Director: Marco Bellocchio
Cast: Giovanna Mezzogiorno, Filippo Timi, Fausto Russo
Plot: The story of Mussolini's secret lover, Ida Dalser, and their son Albino.
Genre: Biography / Drama / History
Awards: Nom. for Palme d'Or (Cannes).
Rating: R21 for strong sexuality and nudity.
IN RETROSPECT (Spoilers: NO)
In competition for 2009’s Palme d’Or, Vincere is a new film by Marco Bellocchio. It is set in the early 20th century in Italy, during a dangerous time of oppression and political revolution, which cumulated in the evil that was fascism. The story is not about the horrors of fascism per se or how it rose to become an ideology matched in its ghastliness only by Nazism, but of its dictator Benito Mussolini and his private life.
Vincere tells the true story of Mussolini (Filippo Timi) and Ida Dalser (Giovana Mezzogiorno), his secret lover whom he had a passionate but somewhat sordid affair with. In the film, Dalser gives birth to a son who is taken away from her. She is also sent to a mental institution for claiming that she is the “rightful wife” of Mussolini; the latter is married and denies the affair with Dalser.
Much of Vincere revolves around Dalser, whom is portrayed as a sympathetic figure, a person who loved and trusted Mussolini with all her heart, but ended up suffering the ignominy of being a “prisoner of a vile dictator”. Mezzogiorno’s performance is noteworthy. She switches effortlessly from a seductive woman who oozes sexual allure (she appears completely nude in a number of shots) to a frustrated person devoid of the freedom to pursue personal justice.
Timi also plays Mussolini with a fierce affection. But he fizzles out in the second half of the picture after Bellocchio rightly gives more screen time to Mezzogiorno. Even though the core of Vincere rests upon the relationship (or lack of) between Mussolini and Dalser, the political themes of the film remain in the consciousness of the viewer throughout.
Bellocchio inserts old black-and-white footages of history into the film, drawing our attention to the fervent and violent political and nationalistic attitudes of that era. The shouts of “Italia! Italia!” and the real Mussolini giving a powerful speech about war are, at the very least, disquieting. Matched with a loud, rousing score with lots of brass and choir, the film is quite strong in creating a mood of paranoia.
Vincere somewhat ends too quickly. Even for a film that is slightly longer than two hours, it seems like more exposition is warranted and would have been greeted more positively than not. Thus, the film feels incomplete but it is still a well-made film with its cinematography, in particular, an aspect to appreciate.
It may seem ironic but in Vincere’s most emotional sequence, Bellocchio uses clips from Chaplin’s The Kid (1921). In The Kid, Chaplin’s character is devastated when his young son is taken away from him by the state.
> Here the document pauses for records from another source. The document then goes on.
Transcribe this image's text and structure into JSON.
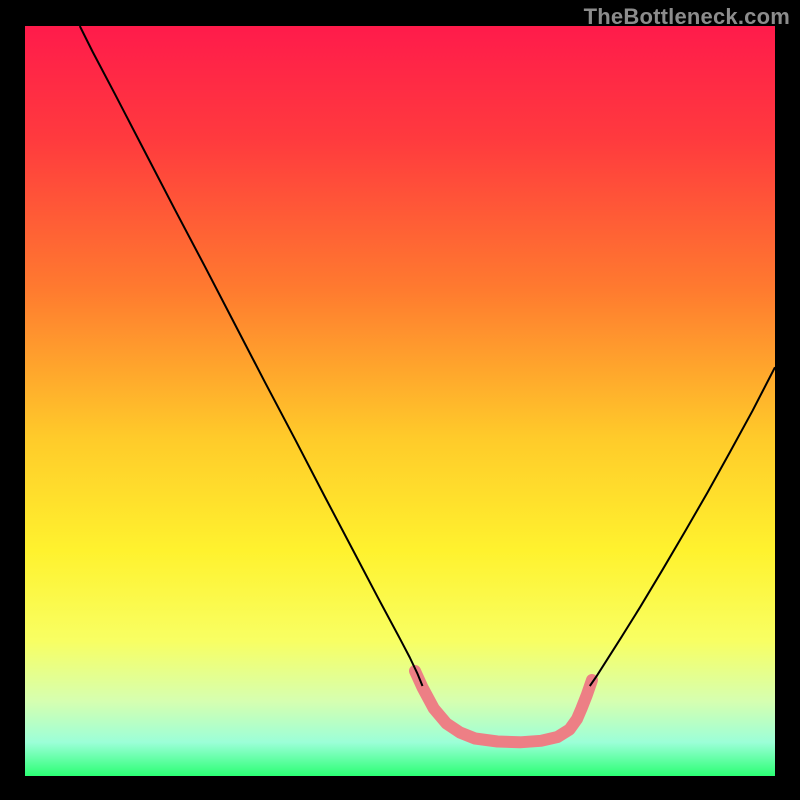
{
  "attribution": "TheBottleneck.com",
  "chart_data": {
    "type": "line",
    "title": "",
    "xlabel": "",
    "ylabel": "",
    "xlim": [
      0,
      1
    ],
    "ylim": [
      0,
      1
    ],
    "gradient_stops": [
      {
        "offset": 0.0,
        "color": "#ff1b4b"
      },
      {
        "offset": 0.15,
        "color": "#ff3a3e"
      },
      {
        "offset": 0.35,
        "color": "#ff7a2f"
      },
      {
        "offset": 0.55,
        "color": "#ffcb2a"
      },
      {
        "offset": 0.7,
        "color": "#fff22e"
      },
      {
        "offset": 0.82,
        "color": "#f8ff63"
      },
      {
        "offset": 0.9,
        "color": "#d6ffb0"
      },
      {
        "offset": 0.955,
        "color": "#9cffd8"
      },
      {
        "offset": 1.0,
        "color": "#2bff74"
      }
    ],
    "series": [
      {
        "name": "left-curve",
        "stroke": "#000000",
        "stroke_width": 2,
        "points": [
          [
            0.073,
            1.0
          ],
          [
            0.09,
            0.966
          ],
          [
            0.12,
            0.909
          ],
          [
            0.16,
            0.832
          ],
          [
            0.2,
            0.755
          ],
          [
            0.24,
            0.679
          ],
          [
            0.28,
            0.602
          ],
          [
            0.32,
            0.525
          ],
          [
            0.36,
            0.449
          ],
          [
            0.4,
            0.372
          ],
          [
            0.44,
            0.296
          ],
          [
            0.47,
            0.239
          ],
          [
            0.5,
            0.183
          ],
          [
            0.513,
            0.158
          ],
          [
            0.523,
            0.137
          ],
          [
            0.53,
            0.12
          ]
        ]
      },
      {
        "name": "right-curve",
        "stroke": "#000000",
        "stroke_width": 2,
        "points": [
          [
            0.753,
            0.12
          ],
          [
            0.762,
            0.133
          ],
          [
            0.776,
            0.155
          ],
          [
            0.795,
            0.185
          ],
          [
            0.82,
            0.225
          ],
          [
            0.85,
            0.275
          ],
          [
            0.88,
            0.326
          ],
          [
            0.91,
            0.378
          ],
          [
            0.94,
            0.432
          ],
          [
            0.97,
            0.487
          ],
          [
            1.0,
            0.545
          ]
        ]
      },
      {
        "name": "pink-band",
        "stroke": "#ed7f85",
        "stroke_width": 12,
        "linecap": "round",
        "points": [
          [
            0.52,
            0.14
          ],
          [
            0.53,
            0.118
          ],
          [
            0.545,
            0.09
          ],
          [
            0.562,
            0.07
          ],
          [
            0.58,
            0.058
          ],
          [
            0.6,
            0.05
          ],
          [
            0.63,
            0.046
          ],
          [
            0.66,
            0.045
          ],
          [
            0.688,
            0.047
          ],
          [
            0.71,
            0.052
          ],
          [
            0.726,
            0.062
          ],
          [
            0.736,
            0.076
          ],
          [
            0.742,
            0.09
          ],
          [
            0.749,
            0.108
          ],
          [
            0.756,
            0.128
          ]
        ]
      }
    ]
  }
}
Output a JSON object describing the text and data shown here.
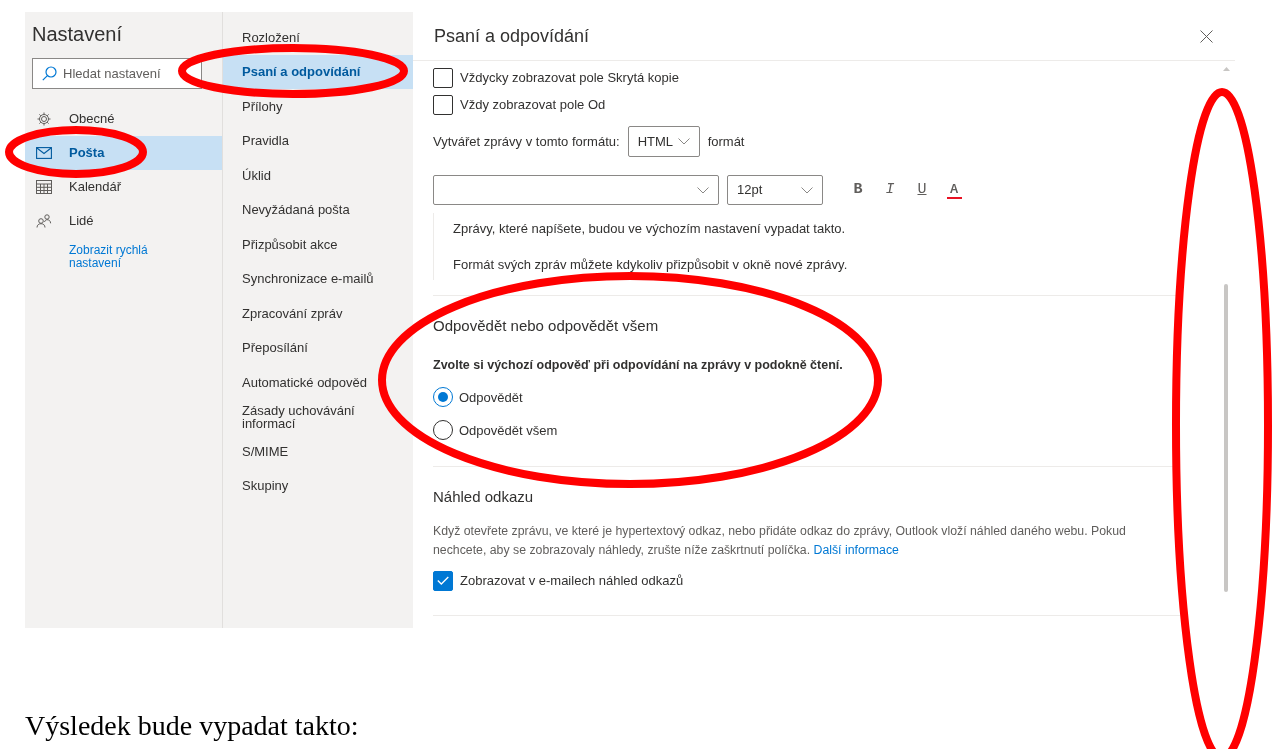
{
  "settings_sidebar": {
    "title": "Nastavení",
    "search": {
      "placeholder": "Hledat nastavení"
    },
    "items": [
      {
        "label": "Obecné",
        "selected": false
      },
      {
        "label": "Pošta",
        "selected": true
      },
      {
        "label": "Kalendář",
        "selected": false
      },
      {
        "label": "Lidé",
        "selected": false
      }
    ],
    "quick_settings_link": "Zobrazit rychlá nastavení"
  },
  "mail_menu": {
    "items": [
      {
        "label": "Rozložení",
        "selected": false
      },
      {
        "label": "Psaní a odpovídání",
        "selected": true
      },
      {
        "label": "Přílohy",
        "selected": false
      },
      {
        "label": "Pravidla",
        "selected": false
      },
      {
        "label": "Úklid",
        "selected": false
      },
      {
        "label": "Nevyžádaná pošta",
        "selected": false
      },
      {
        "label": "Přizpůsobit akce",
        "selected": false
      },
      {
        "label": "Synchronizace e-mailů",
        "selected": false
      },
      {
        "label": "Zpracování zpráv",
        "selected": false
      },
      {
        "label": "Přeposílání",
        "selected": false
      },
      {
        "label": "Automatické odpověd",
        "selected": false
      },
      {
        "label": "Zásady uchovávání informací",
        "selected": false
      },
      {
        "label": "S/MIME",
        "selected": false
      },
      {
        "label": "Skupiny",
        "selected": false
      }
    ]
  },
  "panel": {
    "title": "Psaní a odpovídání",
    "options": [
      {
        "label": "Vždycky zobrazovat pole Skrytá kopie",
        "checked": false
      },
      {
        "label": "Vždy zobrazovat pole Od",
        "checked": false
      }
    ],
    "format_row": {
      "label": "Vytvářet zprávy v tomto formátu:",
      "value": "HTML",
      "suffix": "formát"
    },
    "font_size": "12pt",
    "toolbar": [
      {
        "kind": "bold",
        "label": "B"
      },
      {
        "kind": "italic",
        "label": "I"
      },
      {
        "kind": "underline",
        "label": "U"
      },
      {
        "kind": "color",
        "label": "A",
        "color": "#e81123"
      }
    ],
    "preview_lines": [
      "Zprávy, které napíšete, budou ve výchozím nastavení vypadat takto.",
      "Formát svých zpráv můžete kdykoliv přizpůsobit v okně nové zprávy."
    ],
    "reply_section": {
      "heading": "Odpovědět nebo odpovědět všem",
      "prompt": "Zvolte si výchozí odpověď při odpovídání na zprávy v podokně čtení.",
      "choices": [
        {
          "label": "Odpovědět",
          "selected": true
        },
        {
          "label": "Odpovědět všem",
          "selected": false
        }
      ]
    },
    "link_preview": {
      "heading": "Náhled odkazu",
      "text": "Když otevřete zprávu, ve které je hypertextový odkaz, nebo přidáte odkaz do zprávy, Outlook vloží náhled daného webu. Pokud nechcete, aby se zobrazovaly náhledy, zrušte níže zaškrtnutí políčka.",
      "link": "Další informace",
      "option": {
        "label": "Zobrazovat v e-mailech náhled odkazů",
        "checked": true
      }
    }
  },
  "document_caption": "Výsledek bude vypadat takto:"
}
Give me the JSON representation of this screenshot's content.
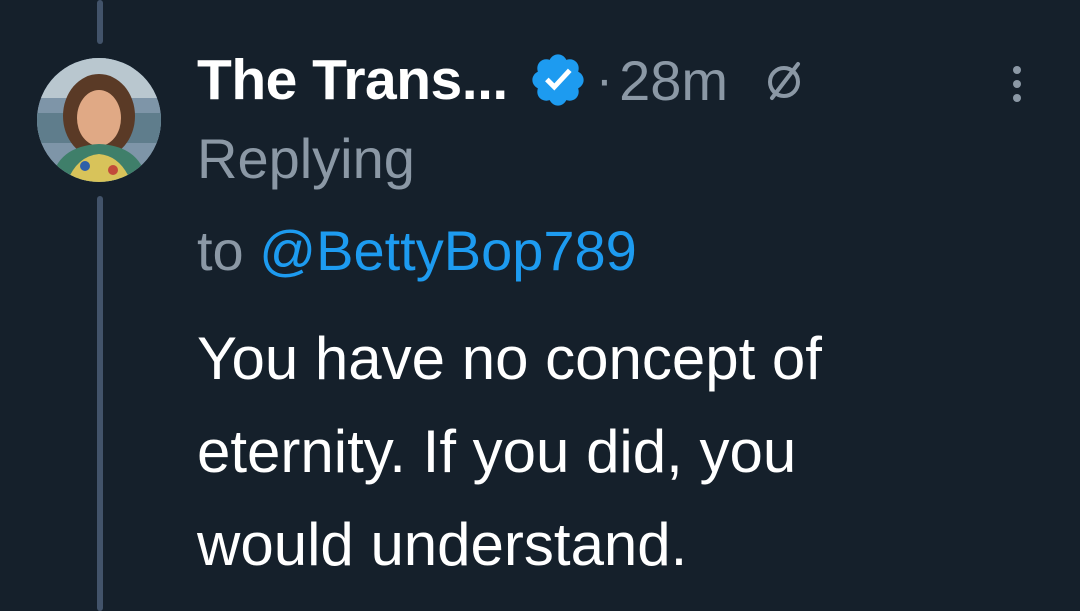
{
  "colors": {
    "background": "#15202b",
    "secondary_text": "#8b98a5",
    "link": "#1d9bf0",
    "verified": "#1d9bf0",
    "thread_line": "#42536a"
  },
  "tweet": {
    "author": {
      "display_name": "The Trans...",
      "verified_icon": "verified-badge-icon",
      "avatar": "avatar"
    },
    "separator": "·",
    "timestamp": "28m",
    "edit_icon": "edit-history-icon",
    "more_icon": "more-options-icon",
    "reply_context": {
      "prefix": "Replying",
      "to_word": "to",
      "mention": "@BettyBop789"
    },
    "text_lines": [
      "You have no concept of",
      "eternity. If you did, you",
      "would understand."
    ]
  }
}
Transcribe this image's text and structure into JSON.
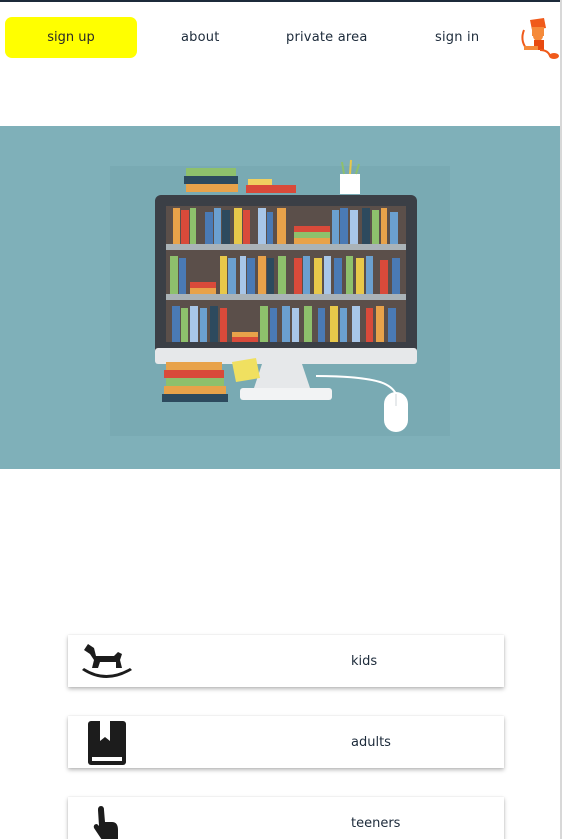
{
  "nav": {
    "signup_label": "sign up",
    "about_label": "about",
    "private_area_label": "private area",
    "signin_label": "sign in",
    "signup_color": "#ffff00",
    "logo_icon": "reader-at-desk-icon"
  },
  "hero": {
    "image": "bookshelf-computer-illustration",
    "background": "#7fb0b9"
  },
  "categories": [
    {
      "label": "kids",
      "icon": "rocking-horse-icon"
    },
    {
      "label": "adults",
      "icon": "book-icon"
    },
    {
      "label": "teeners",
      "icon": "pointing-hand-icon"
    }
  ]
}
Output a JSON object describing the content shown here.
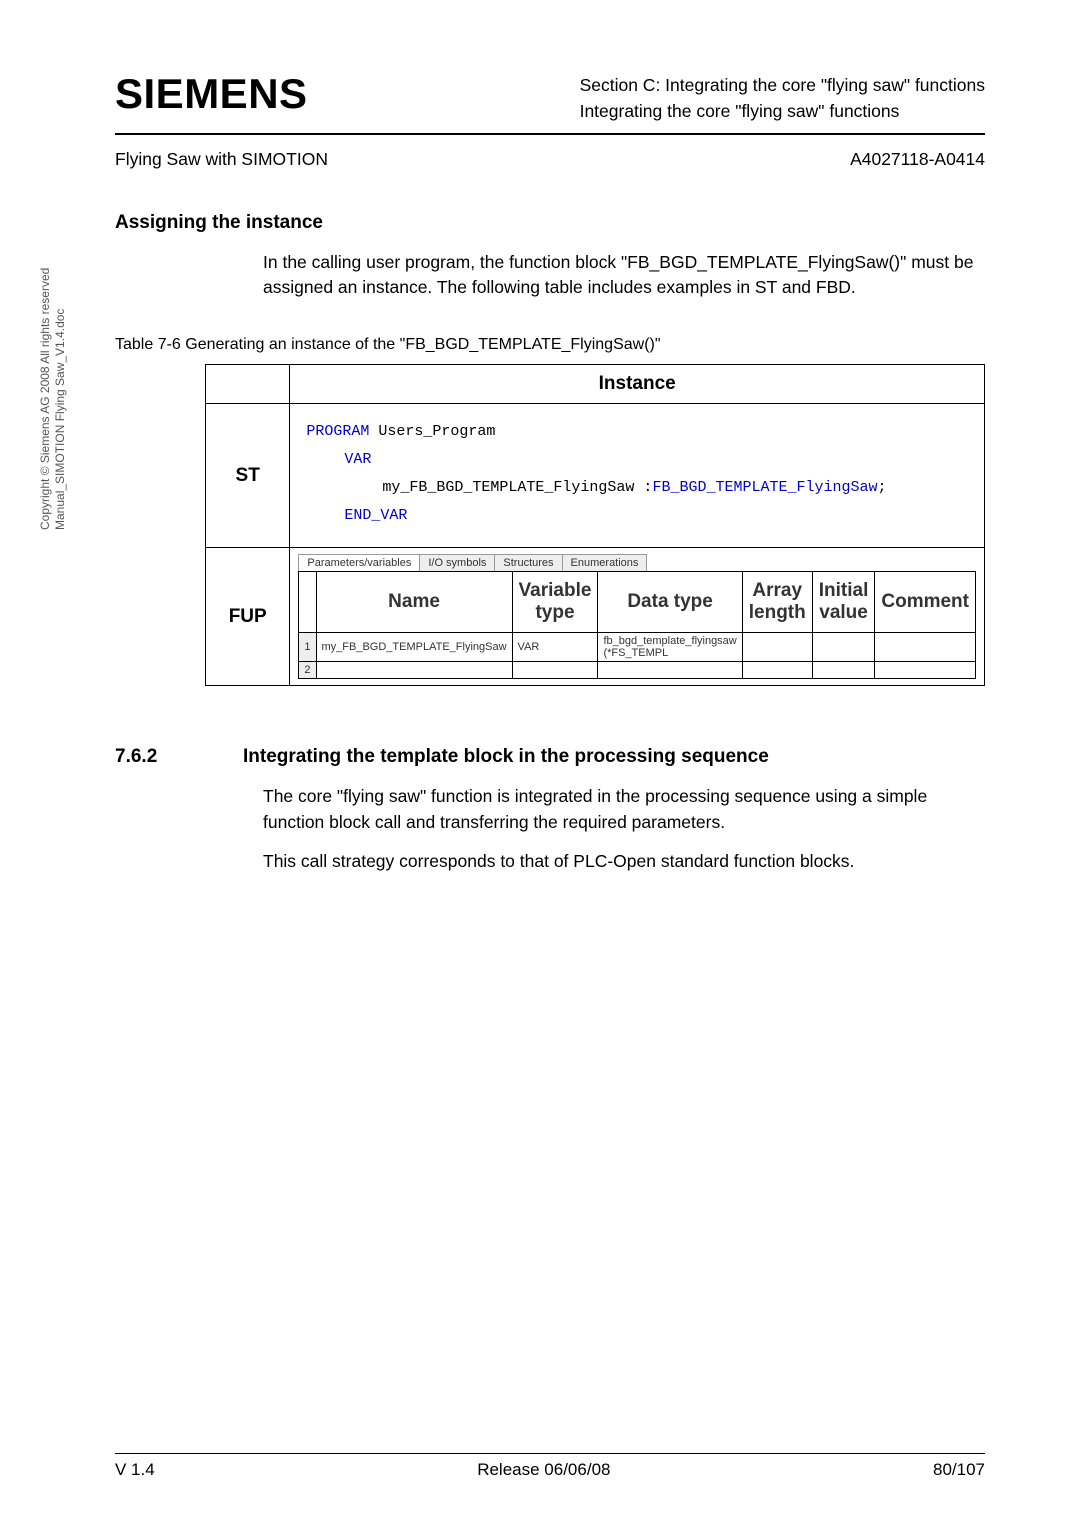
{
  "side_copyright_l1": "Copyright © Siemens AG 2008 All rights reserved",
  "side_copyright_l2": "Manual_SIMOTION Flying Saw_V1.4.doc",
  "brand": "SIEMENS",
  "header_right_l1": "Section C:  Integrating the core \"flying saw\" functions",
  "header_right_l2": "Integrating the core \"flying saw\" functions",
  "subheader_left": "Flying Saw with SIMOTION",
  "subheader_right": "A4027118-A0414",
  "h_assign": "Assigning the instance",
  "p_assign": "In the calling user program, the function block \"FB_BGD_TEMPLATE_FlyingSaw()\" must be assigned an instance. The following table includes examples in ST and FBD.",
  "tbl_caption": "Table 7-6  Generating an instance of the \"FB_BGD_TEMPLATE_FlyingSaw()\"",
  "tbl_head_instance": "Instance",
  "tbl_row_st": "ST",
  "tbl_row_fup": "FUP",
  "st_l1_kw": "PROGRAM",
  "st_l1_id": " Users_Program",
  "st_l2_kw": "VAR",
  "st_l3_id": "my_FB_BGD_TEMPLATE_FlyingSaw   :",
  "st_l3_kw2": "FB_BGD_TEMPLATE_FlyingSaw",
  "st_l4_kw": "END_VAR",
  "fup_tabs": {
    "t1": "Parameters/variables",
    "t2": "I/O symbols",
    "t3": "Structures",
    "t4": "Enumerations"
  },
  "fup_cols": {
    "c1": "Name",
    "c2": "Variable type",
    "c3": "Data type",
    "c4": "Array length",
    "c5": "Initial value",
    "c6": "Comment"
  },
  "fup_row1": {
    "n": "1",
    "name": "my_FB_BGD_TEMPLATE_FlyingSaw",
    "vtype": "VAR",
    "dtype": "fb_bgd_template_flyingsaw (*FS_TEMPL",
    "alen": "",
    "ival": "",
    "cmt": ""
  },
  "fup_row2_n": "2",
  "sec_num": "7.6.2",
  "sec_title": "Integrating the template block in the processing sequence",
  "p_seq1": "The core \"flying saw\" function is integrated in the processing sequence using a simple function block call and transferring the required parameters.",
  "p_seq2": "This call strategy corresponds to that of PLC-Open standard function blocks.",
  "footer": {
    "left": "V 1.4",
    "center": "Release 06/06/08",
    "right": "80/107"
  }
}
Dalser, who watches the film in an open-air screening, draws strength from it in the hope that she will one day see her son again.
Bellocchio’s Vincere is a decent entry into the Palme d’Or selection, but it is by no means a stunning piece of cinema. The private story of Mussolini (or rather Dalser’s) is compelling enough to last the two hours, though it would have been better received with a more complete approach.